Published November 3, 2020 at 10:00 a.m.
The month following the birth of my first daughter, Coraline, in June of 2016 was unlike any other period in my life. After spending a couple of days at the hospital, my partner, Stephanie, and I eagerly returned to our home in Burlington's New North End. We were both fortunate enough to be able to take time off from work to be together during this huge transition.
The weeks that followed were full of joy and excitement. The time off allowed us to devote 100 percent of our attention to becoming a family of three. Because we had no commitments besides caring for our newborn, the concept of time had little meaning. I remember happily sitting in a chair night after night, clutching Coraline to my bare chest for skin-to-skin contact, a practice which has been shown to help with parental bonding.
Most evenings after dinner, we strolled our daughter to the newly renovated Bessery's Butcher Shoppe for Italian ice. A meal train had been set up for us, so every other day, friends stopped by to drop off some food and visit for a bit. This was the first grandchild for both sets of parents, as well, so we were consistently showered with love and attention. I must have taken a few thousand photos during that first month. It felt almost surreal.
And then the excitement started to wear off, and it got real.
I returned to work after three and a half weeks at home, while Stephanie stayed at home for the remaining nine weeks of her leave. The visitors stopped coming, and we were responsible for cooking our own meals once again. Many of the friendships I once considered strong now just felt disconnected. Time, once again, had meaning, and suddenly the option of taking a nap alongside my child in the middle of the day was no longer a possibility.
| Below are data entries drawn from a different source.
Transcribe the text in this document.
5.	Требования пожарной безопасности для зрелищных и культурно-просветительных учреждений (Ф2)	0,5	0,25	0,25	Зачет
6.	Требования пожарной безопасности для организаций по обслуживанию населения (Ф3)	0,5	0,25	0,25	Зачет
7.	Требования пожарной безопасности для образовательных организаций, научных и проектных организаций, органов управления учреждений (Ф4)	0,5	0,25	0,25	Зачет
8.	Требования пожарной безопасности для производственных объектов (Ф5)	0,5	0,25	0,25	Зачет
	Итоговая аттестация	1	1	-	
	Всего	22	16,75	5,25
I'd return home from work feeling exhausted, only to find Stephanie even more exhausted from flying solo with Coraline all day. Piles of spit-up-soaked laundry seemed to multiply.
I socialized less, ate more handfuls of chips in between doing tasks at home, and suddenly had a lot less time to myself. I certainly loved being a father, but I also struggled with the transition and experienced periods of feeling down.
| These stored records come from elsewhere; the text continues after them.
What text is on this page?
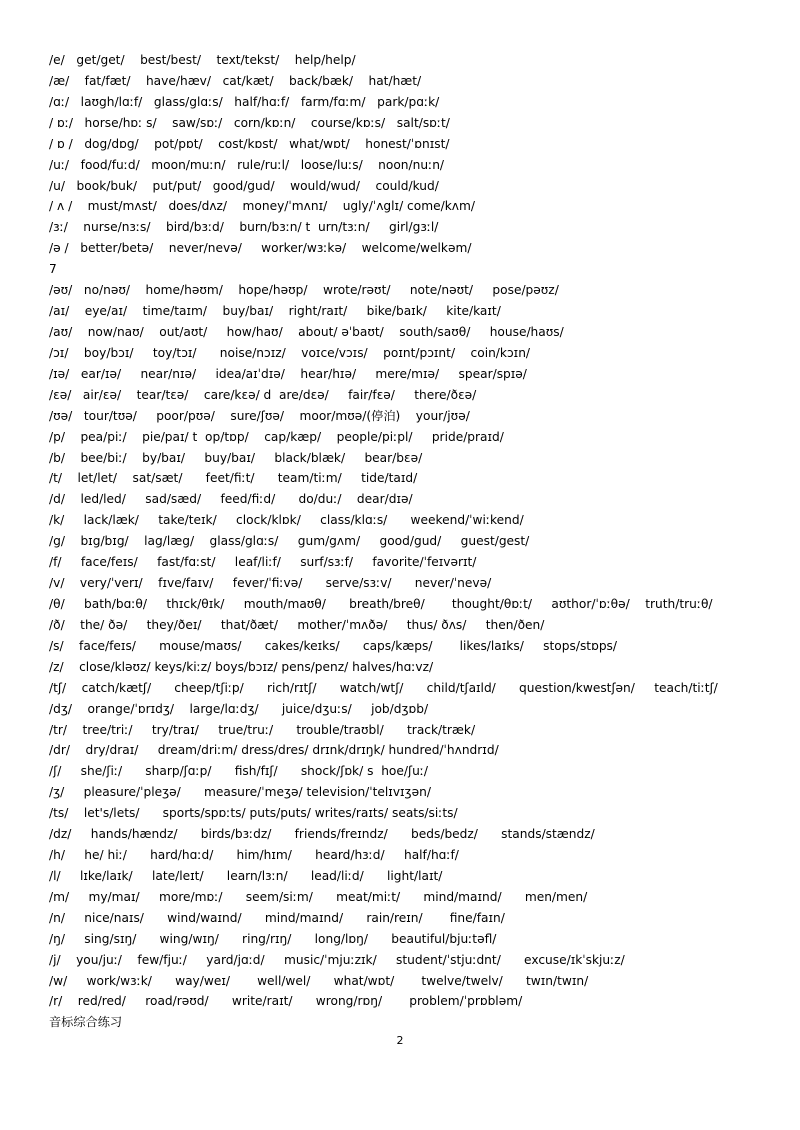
/e/   get/get/    best/best/    text/tekst/    help/help/
/æ/    fat/fæt/    have/hæv/   cat/kæt/    back/bæk/    hat/hæt/
/ɑː/   laʊgh/lɑːf/   glass/glɑːs/   half/hɑːf/   farm/fɑːm/   park/pɑːk/
/ ɒː/   horse/hɒː s/    saw/sɒː/   corn/kɒːn/    course/kɒːs/   salt/sɒːt/
/ ɒ /   dog/dɒg/    pot/pɒt/    cost/kɒst/   what/wɒt/    honest/ˈɒnɪst/
/uː/   food/fuːd/   moon/muːn/   rule/ruːl/   loose/luːs/    noon/nuːn/
/u/   book/buk/    put/put/   good/gud/    would/wud/    could/kud/
/ ʌ /    must/mʌst/   does/dʌz/    money/ˈmʌnɪ/    ugly/ˈʌglɪ/ come/kʌm/
/ɜː/    nurse/nɜːs/    bird/bɜːd/    burn/bɜːn/ t  urn/tɜːn/     girl/gɜːl/
/ə /   better/betə/    never/nevə/     worker/wɜːkə/    welcome/welkəm/
7
/əʊ/   no/nəʊ/    home/həʊm/    hope/həʊp/    wrote/rəʊt/     note/nəʊt/     pose/pəʊz/
/aɪ/    eye/aɪ/    time/taɪm/    buy/baɪ/    right/raɪt/     bike/baɪk/     kite/kaɪt/
/aʊ/    now/naʊ/    out/aʊt/     how/haʊ/    about/ əˈbaʊt/    south/saʊθ/     house/haʊs/
/ɔɪ/    boy/bɔɪ/     toy/tɔɪ/      noise/nɔɪz/    voɪce/vɔɪs/    poɪnt/pɔɪnt/    coin/kɔɪn/
/ɪə/   ear/ɪə/     near/nɪə/     idea/aɪˈdɪə/    hear/hɪə/     mere/mɪə/     spear/spɪə/
/ɛə/   air/ɛə/    tear/tɛə/    care/kɛə/ d  are/dɛə/     fair/fɛə/     there/ðɛə/
/ʊə/   tour/tʊə/     poor/pʊə/    sure/ʃʊə/    moor/mʊə/(停泊)    your/jʊə/
/p/    pea/piː/    pie/paɪ/ t  op/tɒp/    cap/kæp/    people/piːpl/     pride/praɪd/
/b/    bee/biː/    by/baɪ/     buy/baɪ/     black/blæk/     bear/bɛə/
/t/    let/let/    sat/sæt/      feet/fiːt/      team/tiːm/     tide/taɪd/
/d/    led/led/     sad/sæd/     feed/fiːd/      do/duː/    dear/dɪə/
/k/     lack/læk/     take/teɪk/     clock/klɒk/     class/klɑːs/      weekend/ˈwiːkend/
/g/    bɪg/bɪg/    lag/læg/    glass/glɑːs/     gum/gʌm/     good/gud/     guest/gest/
/f/     face/feɪs/     fast/fɑːst/     leaf/liːf/     surf/sɜːf/     favorite/ˈfeɪvərɪt/
/v/    very/ˈverɪ/    fɪve/faɪv/     fever/ˈfiːvə/      serve/sɜːv/      never/ˈnevə/
/θ/     bath/bɑːθ/     thɪck/θɪk/     mouth/maʊθ/      breath/breθ/       thought/θɒːt/     aʊthor/ˈɒːθə/    truth/truːθ/
/ð/    the/ ðə/     they/ðeɪ/     that/ðæt/     mother/ˈmʌðə/     thus/ ðʌs/     then/ðen/
/s/    face/feɪs/      mouse/maʊs/      cakes/keɪks/      caps/kæps/       likes/laɪks/     stops/stɒps/
/z/    close/kləʊz/ keys/kiːz/ boys/bɔɪz/ pens/penz/ halves/hɑːvz/
/tʃ/    catch/kætʃ/      cheep/tʃiːp/      rich/rɪtʃ/      watch/wtʃ/      child/tʃaɪld/      question/kwestʃən/     teach/tiːtʃ/
/dʒ/    orange/ˈɒrɪdʒ/    large/lɑːdʒ/      juice/dʒuːs/     job/dʒɒb/
/tr/    tree/triː/     try/traɪ/     true/truː/      trouble/traʊbl/      track/træk/
/dr/    dry/draɪ/     dream/driːm/ dress/dres/ drɪnk/drɪŋk/ hundred/ˈhʌndrɪd/
/ʃ/     she/ʃiː/      sharp/ʃɑːp/      fish/fɪʃ/      shock/ʃɒk/ s  hoe/ʃuː/
/ʒ/     pleasure/ˈpleʒə/      measure/ˈmeʒə/ television/ˈtelɪvɪʒən/
/ts/    let's/lets/      sports/spɒːts/ puts/puts/ writes/raɪts/ seats/siːts/
/dz/     hands/hændz/      birds/bɜːdz/      friends/freɪndz/      beds/bedz/      stands/stændz/
/h/     he/ hiː/      hard/hɑːd/      him/hɪm/      heard/hɜːd/     half/hɑːf/
/l/     lɪke/laɪk/     late/leɪt/      learn/lɜːn/      lead/liːd/      light/laɪt/
/m/     my/maɪ/     more/mɒː/      seem/siːm/      meat/miːt/      mind/maɪnd/      men/men/
/n/     nice/naɪs/      wind/waɪnd/      mind/maɪnd/      rain/reɪn/       fine/faɪn/
/ŋ/     sing/sɪŋ/      wing/wɪŋ/      ring/rɪŋ/      long/lɒŋ/      beautiful/bjuːtəfl/
/j/    you/juː/    few/fjuː/     yard/jɑːd/     music/ˈmjuːzɪk/     student/ˈstjuːdnt/      excuse/ɪkˈskjuːz/
/w/     work/wɜːk/      way/weɪ/       well/wel/      what/wɒt/       twelve/twelv/      twɪn/twɪn/
/r/    red/red/     road/rəʊd/      write/raɪt/      wrong/rɒŋ/       problem/ˈprɒbləm/
音标综合练习
2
I had attended most of Stephanie's prenatal doctor's appointments, and I remembered hearing a handful of conversations about postpartum depression in new mothers, but my understanding of the topic was minimal. I thought it was something that only mothers "got," and that it was mostly due to a sudden change in hormone levels. I really didn't understand that there were a bunch of factors that contributed to a mother becoming depressed after the birth of a child, including sleep deprivation, social isolation and feeling overwhelmed by the demands of motherhood.
And I certainly didn't think about postpartum depression happening to fathers. But it does.
A study published in Pediatrics in 2014 showed that depression increases by 68 percent for new dads during the first five years of a child's life. And, according to Dr. Will Courtenay, a psychotherapist who specializes in postpartum depression in men, "the fact is, one in four new dads in the United States become depressed — which amounts to 3,000 dads who become depressed each day."
The existence of other risk factors can dramatically increase the likelihood of postpartum depression in fathers. These include financial instability, housing uncertainty, employment struggles, a history of depression and/or other mental health challenges, and having a baby with complicated health issues. The presence of postpartum depression in one's partner also increases the risk.
The range of emotions new parents experience during the months following the birth of a child can be huge, and it can be extremely difficult to distinguish between minor baby blues or just feeling a little down from time to time and having diagnosable depression. No matter what the official diagnosis is, there are proactive things new parents can do to feel better.
When Coraline turned 18 months in December of 2017, both Stephanie and I hit our breaking point and finally sought out a therapist. I remember sobbing in front of my supervisor at work, admitting that I needed help and would need to take time off work to address my mental health. I remember filling out a questionnaire prior to my first therapy session, and my therapist saying that I sounded depressed during our first meeting. It felt strange to hear someone say it, but I'm glad they did. Acknowledging and accepting that I was experiencing some level of depression allowed me to start taking more active steps in addressing my mental health.